Spectral theorem, inner products and adjoints/transposes: what's the relation? I only consider operators on finite-dimensional vector spaces.
I'll write down my question and explain my motivation afterwards:

The spectral theorem relates diagonalizability, which is a purely algebraic notion, with adjoints, which requires inner products. Why is that so? Is there a non-complex/real version of the spectral theorem?


Consider the following version of the Spectral Theorem:

Spectral Theorem: Every self-adjoint operator on a finite-dimensional (complex) inner product space admits a basis consisting of eigenvectors ("eigenbasis")

I am teaching Linear Algebra for the first time, so I am revisiting lots of concepts I studied several years ago, and just got to the Spectral Theorem. So this is a little funny, since "diagonalizability"/existence of an eigenbasis does not relate directly to inner products in any obvious manner.
Yes, I understand the point that self-adjointness of an operator $A$ takes in the proof: Every $A$-invariant subspace has an $A$-invariant complement. A similar statement holds for normal operators and eigenspaces.
But the point seems to be that it just so happens that a condition related to inner product implies in a condition related to invariant subspaces, and it is not clear to me why that is so from a non-purely formal perspective.
So that got me thinking: How would one be able to get a spectral theorem for non-complex/real spaces? The more I think the more I convince myself the condition needs to deal with some sort of transpose. But the problem is that transposes do not make much sense in general, and this is also another point: Inner products seem to just-so-happen allow us to define adjoints/transposes of operators.
The point seems to be that, in general, transposes "live" on dual spaces, whereas Riesz representation allows us to go back to the level of the original spaces.
So I would imagine the abstract version of the Spectral Theorem (if there is one) would need a condition relating an operator $T\colon V\to V$ and its formal transpose $T'\colon V'\to V'$, perhaps passing to the bidual if necessary (as this is naturally isomorphic to the ground space), but I can't find any possible formula involving both $T$ and $T'$.
 A: There are a few ways one could go with this question, but I will focus on the following.

Is there a satisfying explanation how the "geometric" property of a transformation (being self-adjoint or normal) ensures the "algebraic" property that each invariant subspace has an invariant complement?

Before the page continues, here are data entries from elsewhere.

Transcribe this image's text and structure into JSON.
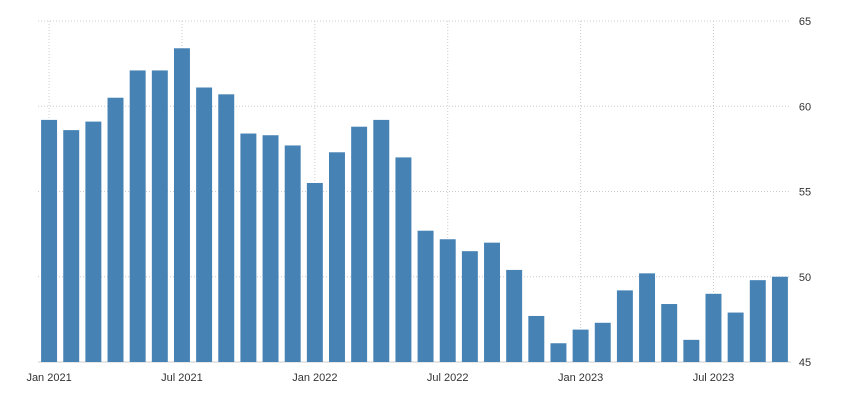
{
  "chart_data": {
    "type": "bar",
    "categories": [
      "2021-01",
      "2021-02",
      "2021-03",
      "2021-04",
      "2021-05",
      "2021-06",
      "2021-07",
      "2021-08",
      "2021-09",
      "2021-10",
      "2021-11",
      "2021-12",
      "2022-01",
      "2022-02",
      "2022-03",
      "2022-04",
      "2022-05",
      "2022-06",
      "2022-07",
      "2022-08",
      "2022-09",
      "2022-10",
      "2022-11",
      "2022-12",
      "2023-01",
      "2023-02",
      "2023-03",
      "2023-04",
      "2023-05",
      "2023-06",
      "2023-07",
      "2023-08",
      "2023-09",
      "2023-10"
    ],
    "values": [
      59.2,
      58.6,
      59.1,
      60.5,
      62.1,
      62.1,
      63.4,
      61.1,
      60.7,
      58.4,
      58.3,
      57.7,
      55.5,
      57.3,
      58.8,
      59.2,
      57.0,
      52.7,
      52.2,
      51.5,
      52.0,
      50.4,
      47.7,
      46.1,
      46.9,
      47.3,
      49.2,
      50.2,
      48.4,
      46.3,
      49.0,
      47.9,
      49.8,
      50.0
    ],
    "x_tick_labels": [
      {
        "category": "2021-01",
        "label": "Jan 2021"
      },
      {
        "category": "2021-07",
        "label": "Jul 2021"
      },
      {
        "category": "2022-01",
        "label": "Jan 2022"
      },
      {
        "category": "2022-07",
        "label": "Jul 2022"
      },
      {
        "category": "2023-01",
        "label": "Jan 2023"
      },
      {
        "category": "2023-07",
        "label": "Jul 2023"
      }
    ],
    "y_ticks": [
      45,
      50,
      55,
      60,
      65
    ],
    "ylim": [
      45,
      65
    ],
    "y_axis_side": "right",
    "grid": true,
    "bar_color": "#4682b4",
    "grid_color": "#cccccc",
    "title": "",
    "xlabel": "",
    "ylabel": ""
  }
}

First, let's consider normality and the complex version of the spectral theorem.
Let $\langle \cdot, \cdot \rangle$ denote our inner product. The statement that $A:V \to V$ is normal means that $A^*A = AA^*$. As it turns out, this is equivalent to the statement that for all $x \in V$, we have
$$
\|Ax\|^2 = \langle Ax, Ax \rangle = \langle A^*x, A^*x \rangle = \|A^*x\|^2.
$$
If you haven't seen this characterization before, you might find coming up with a proof to be an engaging exercise. This property ensures that $(A - \lambda I)$ and $(A - \lambda I)^*$ have the same kernel. After all, it is easy to see that $(A - \lambda I)$ is normal, and it follows that $\|(A - \lambda I)x\| = 0 \iff \|(A - \lambda I)^*x\| = 0$.
With that established, we can see the algebraic property as follows. We note that every non-zero $A$-invariant subspace contains an eigenspace associated with some eigenvalue $\lambda$; that is, the (subspaces of) eigenspaces are the minimal invariant subspaces. We see that each eigenspace has an invariant complement since
$$
\ker(A - \lambda I) = \ker([A - \lambda I]^*) = \operatorname{im}(A - \lambda I)^\perp.
$$
Note that $\operatorname{im}(T)^0 = \ker(T^*)$ usually relates invariant subspaces of a transformation to the invariant subspaces of its dual. However, the normality condition (defined relative to an inner product) means that we now have a relation between two invariant subspaces of $T$.
Because eigenspaces have invariant complements, it follows that all invariant subspace have invariant complements. First of all, note that all subspaces of an eigenspace are invariant, which means that subspaces of eigenspaces will also have invariant complements (since we can combine the complement of the subspace within the eigenspace with the complement to the eigenspace as a whole).
From there, note if $U,W$ are subspaces with respective complements $P,Q$, then $U + W$ will have complement $P \cap Q$.
With the complex version of the spectral theorem addressed, the condition of being self-adjoint can be characterized as "normal with real eigenvalues", which lets us arrive at the same result for the same invariant subspace properties in the real version of the spectral theorem.